Ma, Z., Pant, G. & Sheng, O.R.L., 2011. Mining competitor relationships from online news: A network-based approach. Electronic Commerce Research and Applications, 10(4), pp.418—427.

This article introduces a method for mining competitor relationships from a network of business relations that has been retrieved from categorized Yahoo finance news. News assigned to a company yield outgoing links to other companies mentioned in the same article. The authors compute four different types of network metrics for every aggregated link between two companies which are then used as features for a classifier that determines whether two companies share an "isCompetitor" relation.

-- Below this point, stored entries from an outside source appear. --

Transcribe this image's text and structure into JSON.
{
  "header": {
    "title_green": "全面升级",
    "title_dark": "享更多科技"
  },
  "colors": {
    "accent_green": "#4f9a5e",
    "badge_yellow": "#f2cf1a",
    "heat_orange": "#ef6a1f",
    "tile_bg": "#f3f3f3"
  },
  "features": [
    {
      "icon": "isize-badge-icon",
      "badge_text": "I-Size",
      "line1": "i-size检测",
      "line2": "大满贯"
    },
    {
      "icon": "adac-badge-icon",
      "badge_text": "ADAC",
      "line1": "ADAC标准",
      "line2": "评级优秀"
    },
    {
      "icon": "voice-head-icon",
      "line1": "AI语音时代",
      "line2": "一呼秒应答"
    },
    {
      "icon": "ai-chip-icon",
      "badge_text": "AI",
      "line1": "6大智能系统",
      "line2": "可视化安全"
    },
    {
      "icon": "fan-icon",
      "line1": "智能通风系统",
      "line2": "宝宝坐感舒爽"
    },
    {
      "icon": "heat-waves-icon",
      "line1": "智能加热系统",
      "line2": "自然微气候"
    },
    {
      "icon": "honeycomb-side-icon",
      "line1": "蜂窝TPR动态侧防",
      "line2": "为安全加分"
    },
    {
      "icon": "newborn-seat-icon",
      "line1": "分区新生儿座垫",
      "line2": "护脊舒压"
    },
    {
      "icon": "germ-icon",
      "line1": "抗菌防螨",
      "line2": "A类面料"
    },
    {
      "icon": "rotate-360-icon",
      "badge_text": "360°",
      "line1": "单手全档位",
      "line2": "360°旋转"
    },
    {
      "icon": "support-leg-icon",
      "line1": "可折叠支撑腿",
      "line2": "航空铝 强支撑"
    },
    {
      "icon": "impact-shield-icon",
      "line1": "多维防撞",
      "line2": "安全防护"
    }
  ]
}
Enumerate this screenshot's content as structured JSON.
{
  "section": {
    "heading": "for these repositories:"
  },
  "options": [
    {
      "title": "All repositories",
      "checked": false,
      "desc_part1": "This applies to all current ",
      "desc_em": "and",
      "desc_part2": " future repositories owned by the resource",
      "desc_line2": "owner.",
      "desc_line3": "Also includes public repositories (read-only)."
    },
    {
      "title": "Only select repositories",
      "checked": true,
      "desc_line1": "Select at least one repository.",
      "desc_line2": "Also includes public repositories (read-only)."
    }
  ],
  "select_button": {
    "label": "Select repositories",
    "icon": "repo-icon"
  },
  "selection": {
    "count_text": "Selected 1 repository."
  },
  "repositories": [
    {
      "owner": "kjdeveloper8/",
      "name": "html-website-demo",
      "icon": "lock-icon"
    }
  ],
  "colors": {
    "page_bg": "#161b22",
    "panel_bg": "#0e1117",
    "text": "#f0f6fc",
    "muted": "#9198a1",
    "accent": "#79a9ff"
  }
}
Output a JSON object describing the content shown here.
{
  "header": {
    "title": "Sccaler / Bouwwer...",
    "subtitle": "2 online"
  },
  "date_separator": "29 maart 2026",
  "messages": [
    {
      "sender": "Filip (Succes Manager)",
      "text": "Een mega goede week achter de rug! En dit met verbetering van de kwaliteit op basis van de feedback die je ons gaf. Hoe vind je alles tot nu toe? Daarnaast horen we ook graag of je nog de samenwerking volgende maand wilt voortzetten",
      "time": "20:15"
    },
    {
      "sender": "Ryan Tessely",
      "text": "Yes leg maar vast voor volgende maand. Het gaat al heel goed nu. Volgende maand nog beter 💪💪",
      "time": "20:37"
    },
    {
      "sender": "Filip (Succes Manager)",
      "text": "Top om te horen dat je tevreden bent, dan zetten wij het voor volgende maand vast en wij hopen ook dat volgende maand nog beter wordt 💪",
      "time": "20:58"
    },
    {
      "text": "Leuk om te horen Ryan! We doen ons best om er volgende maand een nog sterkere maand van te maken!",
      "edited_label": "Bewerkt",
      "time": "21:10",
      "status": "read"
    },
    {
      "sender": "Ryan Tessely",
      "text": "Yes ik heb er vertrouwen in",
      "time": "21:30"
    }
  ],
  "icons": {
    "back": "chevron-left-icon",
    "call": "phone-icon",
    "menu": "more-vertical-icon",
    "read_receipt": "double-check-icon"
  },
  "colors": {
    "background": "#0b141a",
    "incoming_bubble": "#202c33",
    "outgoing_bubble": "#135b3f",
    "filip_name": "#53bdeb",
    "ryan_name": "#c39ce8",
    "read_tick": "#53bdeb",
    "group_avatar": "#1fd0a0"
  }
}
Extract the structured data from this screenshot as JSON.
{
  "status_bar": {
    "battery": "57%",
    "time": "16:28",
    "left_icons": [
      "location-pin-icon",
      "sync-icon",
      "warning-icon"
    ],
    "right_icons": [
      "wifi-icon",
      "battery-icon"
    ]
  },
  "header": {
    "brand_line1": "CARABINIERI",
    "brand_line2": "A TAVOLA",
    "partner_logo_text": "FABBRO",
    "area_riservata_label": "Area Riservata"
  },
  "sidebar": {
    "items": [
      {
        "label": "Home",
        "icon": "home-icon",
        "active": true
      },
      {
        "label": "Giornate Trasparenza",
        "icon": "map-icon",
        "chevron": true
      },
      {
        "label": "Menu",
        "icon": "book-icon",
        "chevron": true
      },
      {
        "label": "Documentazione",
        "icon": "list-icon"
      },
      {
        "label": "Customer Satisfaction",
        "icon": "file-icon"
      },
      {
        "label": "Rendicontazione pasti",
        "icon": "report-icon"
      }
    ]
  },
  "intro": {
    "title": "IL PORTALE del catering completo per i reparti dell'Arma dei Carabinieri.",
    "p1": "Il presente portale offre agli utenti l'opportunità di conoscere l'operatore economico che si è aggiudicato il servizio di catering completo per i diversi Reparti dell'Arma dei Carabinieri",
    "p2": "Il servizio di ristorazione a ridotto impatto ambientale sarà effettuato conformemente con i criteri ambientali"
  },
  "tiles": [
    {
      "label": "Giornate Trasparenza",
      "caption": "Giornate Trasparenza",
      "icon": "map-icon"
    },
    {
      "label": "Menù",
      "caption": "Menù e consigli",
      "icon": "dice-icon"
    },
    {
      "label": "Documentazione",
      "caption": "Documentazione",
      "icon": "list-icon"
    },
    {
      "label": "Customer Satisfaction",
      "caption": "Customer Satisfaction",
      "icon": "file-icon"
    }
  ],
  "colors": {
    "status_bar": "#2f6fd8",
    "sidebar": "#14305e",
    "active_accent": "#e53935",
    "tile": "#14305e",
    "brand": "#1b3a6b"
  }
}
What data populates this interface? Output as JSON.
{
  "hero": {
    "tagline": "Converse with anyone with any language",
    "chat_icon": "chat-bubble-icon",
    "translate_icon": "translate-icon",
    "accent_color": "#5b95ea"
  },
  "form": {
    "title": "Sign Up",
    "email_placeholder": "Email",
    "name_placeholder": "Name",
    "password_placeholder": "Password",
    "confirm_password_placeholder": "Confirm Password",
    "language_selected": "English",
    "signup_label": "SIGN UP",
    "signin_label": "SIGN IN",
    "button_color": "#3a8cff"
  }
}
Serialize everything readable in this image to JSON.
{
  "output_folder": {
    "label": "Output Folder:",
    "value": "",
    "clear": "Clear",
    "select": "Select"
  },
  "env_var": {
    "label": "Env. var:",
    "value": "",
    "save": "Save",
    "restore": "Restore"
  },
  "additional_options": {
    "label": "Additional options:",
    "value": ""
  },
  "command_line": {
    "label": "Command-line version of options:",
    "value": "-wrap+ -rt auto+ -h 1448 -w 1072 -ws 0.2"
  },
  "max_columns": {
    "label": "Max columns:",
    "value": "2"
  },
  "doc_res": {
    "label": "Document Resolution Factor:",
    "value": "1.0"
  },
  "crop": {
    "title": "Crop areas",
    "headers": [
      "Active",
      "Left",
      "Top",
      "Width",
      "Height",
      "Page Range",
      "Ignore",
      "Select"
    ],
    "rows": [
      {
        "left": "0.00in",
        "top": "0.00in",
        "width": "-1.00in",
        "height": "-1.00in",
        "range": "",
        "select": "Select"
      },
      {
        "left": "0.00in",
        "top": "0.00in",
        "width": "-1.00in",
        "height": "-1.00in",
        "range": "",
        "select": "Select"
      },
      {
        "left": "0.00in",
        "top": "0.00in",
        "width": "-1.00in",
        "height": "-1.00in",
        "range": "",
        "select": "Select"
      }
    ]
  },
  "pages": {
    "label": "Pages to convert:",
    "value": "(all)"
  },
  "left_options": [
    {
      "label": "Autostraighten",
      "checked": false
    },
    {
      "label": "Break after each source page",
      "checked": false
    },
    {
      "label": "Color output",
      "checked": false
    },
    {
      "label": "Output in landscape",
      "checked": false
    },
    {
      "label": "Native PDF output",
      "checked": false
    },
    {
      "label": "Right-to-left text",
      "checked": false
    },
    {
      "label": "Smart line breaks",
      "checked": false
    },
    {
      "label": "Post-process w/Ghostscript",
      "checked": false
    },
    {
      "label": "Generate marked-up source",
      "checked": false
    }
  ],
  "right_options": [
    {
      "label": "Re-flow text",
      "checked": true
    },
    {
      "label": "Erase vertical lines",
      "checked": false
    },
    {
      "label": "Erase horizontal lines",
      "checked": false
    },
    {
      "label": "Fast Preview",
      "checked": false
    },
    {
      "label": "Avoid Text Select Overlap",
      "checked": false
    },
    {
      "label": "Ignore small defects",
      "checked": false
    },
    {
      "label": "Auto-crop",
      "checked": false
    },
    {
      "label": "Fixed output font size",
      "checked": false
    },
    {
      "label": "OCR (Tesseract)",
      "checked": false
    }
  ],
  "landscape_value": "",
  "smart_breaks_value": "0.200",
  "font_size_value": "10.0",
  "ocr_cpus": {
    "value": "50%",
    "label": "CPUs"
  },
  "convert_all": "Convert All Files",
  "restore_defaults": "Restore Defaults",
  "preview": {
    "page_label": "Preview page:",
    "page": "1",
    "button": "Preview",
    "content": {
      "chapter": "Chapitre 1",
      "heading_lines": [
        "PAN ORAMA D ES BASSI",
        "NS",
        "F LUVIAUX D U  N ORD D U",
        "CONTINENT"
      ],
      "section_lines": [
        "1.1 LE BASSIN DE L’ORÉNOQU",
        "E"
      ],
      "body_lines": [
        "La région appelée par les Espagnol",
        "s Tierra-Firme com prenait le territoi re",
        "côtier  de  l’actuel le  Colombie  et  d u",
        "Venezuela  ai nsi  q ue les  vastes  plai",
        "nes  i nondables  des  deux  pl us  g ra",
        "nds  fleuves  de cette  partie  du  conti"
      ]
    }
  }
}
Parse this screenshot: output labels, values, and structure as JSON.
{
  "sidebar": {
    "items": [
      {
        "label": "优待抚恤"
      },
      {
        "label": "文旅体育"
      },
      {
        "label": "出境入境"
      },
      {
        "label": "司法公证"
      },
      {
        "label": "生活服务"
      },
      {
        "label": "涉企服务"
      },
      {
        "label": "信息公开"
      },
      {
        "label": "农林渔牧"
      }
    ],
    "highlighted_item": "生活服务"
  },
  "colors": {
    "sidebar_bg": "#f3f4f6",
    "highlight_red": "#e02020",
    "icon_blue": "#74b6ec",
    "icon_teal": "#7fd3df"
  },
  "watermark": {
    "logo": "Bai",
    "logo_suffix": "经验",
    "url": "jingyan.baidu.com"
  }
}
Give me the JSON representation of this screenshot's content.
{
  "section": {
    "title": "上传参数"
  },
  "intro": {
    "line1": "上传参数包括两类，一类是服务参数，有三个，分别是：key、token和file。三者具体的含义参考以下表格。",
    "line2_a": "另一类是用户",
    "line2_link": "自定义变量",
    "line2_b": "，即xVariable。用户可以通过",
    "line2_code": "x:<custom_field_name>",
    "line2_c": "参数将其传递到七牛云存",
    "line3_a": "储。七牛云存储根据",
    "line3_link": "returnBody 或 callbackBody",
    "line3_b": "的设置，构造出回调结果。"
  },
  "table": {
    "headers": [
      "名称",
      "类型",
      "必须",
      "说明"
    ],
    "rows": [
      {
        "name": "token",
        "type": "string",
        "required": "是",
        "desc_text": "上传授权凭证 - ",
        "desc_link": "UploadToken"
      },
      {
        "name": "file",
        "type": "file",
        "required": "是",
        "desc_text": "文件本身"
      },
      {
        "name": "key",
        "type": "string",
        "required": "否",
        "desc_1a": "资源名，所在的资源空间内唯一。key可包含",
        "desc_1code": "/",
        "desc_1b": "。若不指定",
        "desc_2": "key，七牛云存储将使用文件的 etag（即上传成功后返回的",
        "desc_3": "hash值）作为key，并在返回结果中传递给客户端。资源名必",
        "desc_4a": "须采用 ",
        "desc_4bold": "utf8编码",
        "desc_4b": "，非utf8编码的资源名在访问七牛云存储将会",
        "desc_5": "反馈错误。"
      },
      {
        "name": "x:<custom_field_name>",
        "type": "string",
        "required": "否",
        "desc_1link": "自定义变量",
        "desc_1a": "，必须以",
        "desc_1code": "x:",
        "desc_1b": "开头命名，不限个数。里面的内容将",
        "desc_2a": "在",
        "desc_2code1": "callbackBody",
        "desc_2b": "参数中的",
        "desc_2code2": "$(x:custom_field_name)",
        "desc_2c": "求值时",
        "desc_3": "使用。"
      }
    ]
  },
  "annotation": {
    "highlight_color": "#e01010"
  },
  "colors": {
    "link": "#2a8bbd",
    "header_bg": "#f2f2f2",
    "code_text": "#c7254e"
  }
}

The method draws upon an observation by Bae et al. (2008) which states that a company is more likely to co-occur with its competitors in Web pages. Therefore, Ma et al. (2011) perform the following steps for identifying competitor relations:

  1. They analyse news from Yahoo finance where news items have been pre-assigned to companies (and their corresponding ticker symbols). Every mention of another company $$B_i$$ in a news article assigned to company A yields an outgoing link from A to the corresponding company ($$B_i$$).
  2. Aggregating these links yields a weighted inter-company network. The authors then compute four different type of network metrics for every link. These metrics are used as features for a subsequent classification step.
  3. The classifier is first trained with 40 randomly selected pairs that have been labeled according to a gold standard. Afterwards, the labels of unknown relations (competitor/no competitor) are computed. The authors also address the issues of imbalanced data sets by using techniques such as decision threshold adjustment (DTA) and undersampling-ensemble (UE).

Link and Network Metrics

The approach bases the link classification on the following four types of metrics:

  1. Links between nodes: degree based attributes (incoming (weigth of dyad in-degree), outgoing links (weight of dyad out-degree), net weight, dyad in/out-degree)
  2. Links between nodes and their neighbors: weight of node in-degree (considers incoming links from all neighbors), node out-degree, node in/out-degree
  3. Centrality-based attributes: PageRank (popularity score), HITS (authority score), betweenness centrality. Both, PageRank and HITS, compute principal eigenvectors of matrices derived from graph representations of the Web.
  4. Structural equivalence (SE)-based attributes: identify two nodes as structurally equivalent if they have the same links to and from other nodes; the authors use a similarity metric to measure the degree of structural equivalence that is based on the nodes in-/out- and in/out-degree. A high overlap between neighbors of two nodes might correspond to a high overlap in their business and, therefore, to a competitor relationship.

Data Set Imbalance

  1. Imbalanced data sets, i.e. data set where most instances occur in one class are hard to classify, since classifiers optimize accuracy (which makes returning the majority class as classification result very attractive)
  2. The following approaches may be used to compensate for the imbalance:
    • data-oriented methods: undersampling majority, oversampling minority, oversampling minority by creating a synthetic minority, segmentation of the set in disjoint regions
    • algorithmic methods: decision threshold adjustment, cost-sensitive learning, recognition-based learning (=> transfer the problem to a one-class recognition problem where only the rules for classifying the minority are learned)

Machine Learning

The authors evaluate their approach with the neural network, Naive Bayes, C4.5 decision tree and logistic regression models from the WEKA toolkit using a 10-fold cross evaluation.

Estimate Gold Standard Coverage

Finally, the article describes a method for estimating the gold standard coverage based on two different "gold standard" and techniques originally developed by Le Cren (1965) for estimating the wildlife population and Lawrence and Giles for estimating the coverage of search engines.